B. When a Stop is Justified Violation of a traffic law in an officer's presence is sufficient authority for an initial stop. Armitage v. State, 637 S.W.2d 936, 939 (Tex.Crim.App. 1982); Griffin v. State, 54 S.W.3d 820, 822-23 (Tex.App.-Texarkana 2001, pet. ref'd). Generally, the decision to stop an automobile is reasonable when an officer has reasonable suspicion to believe that an individual is violating the law.
We note, because of the mobility of a vehicle and the lessened expectation of privacy, an officer may stop and search a moving vehicle without a warrant if probable cause has been developed. Carroll v. United States, 267 U.S. 132 (1925); Griffin v. State, 54 S.W.3d 820, 823 (Tex.App.-Texarkana 2001, pet. ref'd). However, the vehicle in this case was parked on private property.

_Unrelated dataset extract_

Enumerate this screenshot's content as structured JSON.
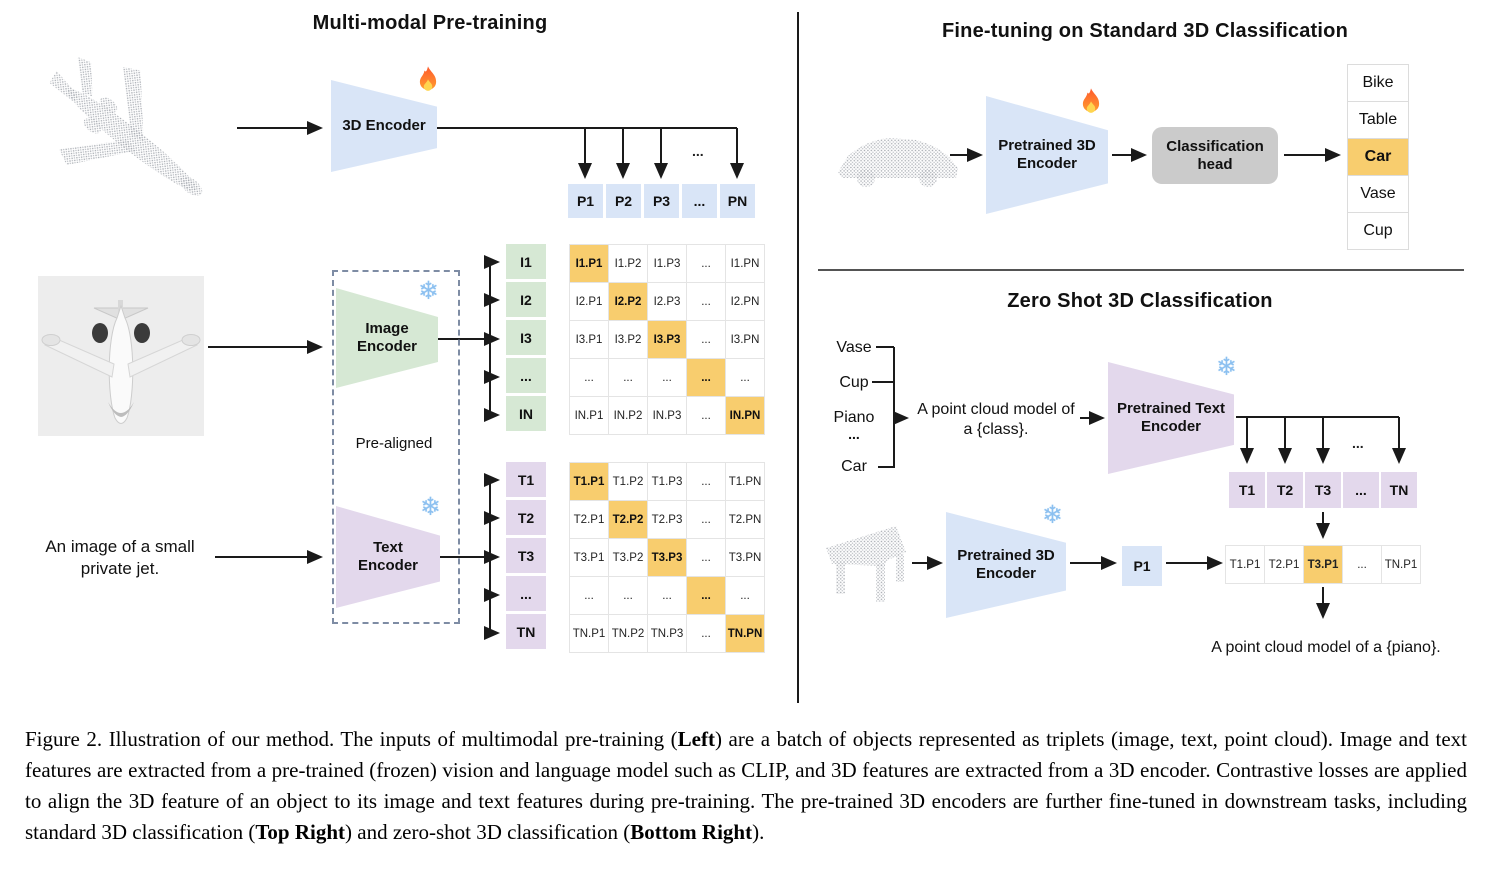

Those courts that have found unsafe weaving to raise a reasonable suspicion of the violation of Section 545.060 have so found when they were faced with weaving' done in conjunction with other facts indicating danger, such as leaving a bar, driving in heavy traffic, crossing into a lane of oncoming traffic, or weaving over an extended distance or time. See, e.g., Tyler v. State, 161 S.W.3d 745 (Tex.App.-Fort Worth 2005, no pet.) (stopped after anonymous tip of erratic driving and weaving in heavy traffic on Thanksgiving weekend); Cook v. State, 63 S.W.3d 924 (Tex.App.-Houston [14th Dist.] 2002, pet. ref'd) (car speeding out of bar parking lot, suspiciously pulling into gas station for ten to fifteen seconds, then being driven "all over" two unmarked roads, before "constantly" crossing into other lane for about two minutes on marked lane-divided road); Griffin v. State, 54 S.W.3d 820 (Tex.App.-Texarkana 2001, pet. ref'd) (after receiving informant tip that defendant would be carrying heroin, officer saw defendant's car cross yellow line into lane of oncoming traffic); Martinez v. State, 29 S.W.3d 609 (Tex.App.-Houston [1st Dist.] 2000, pet. ref'd) (car drifted onto shoulder for only few seconds, but on freeway during busy traffic); Tex. Dep't of Pub. Safety v. Bell, 11 S.W.3d 282 (Tex.App.-San Antonio 1999, no pet.) (car crossed into shoulder of lane of oncoming traffic); Gajewski v. State, 944 S.W.2d 450 (Tex.App.-Houston [14th Dist.] 1997, no pet.) (on two-lane highway, one-third of car crossed into oncoming lane two to three times). Unlike the foregoing cases in which evidence of weaving was paired with evidence of other dangerous conduct or circumstances, there was no evidence here that Curtis crossed into a lane of oncoming traffic, interfered with heavy — or any — traffic on the road, or sustained his weaving for an extended length of time or distance.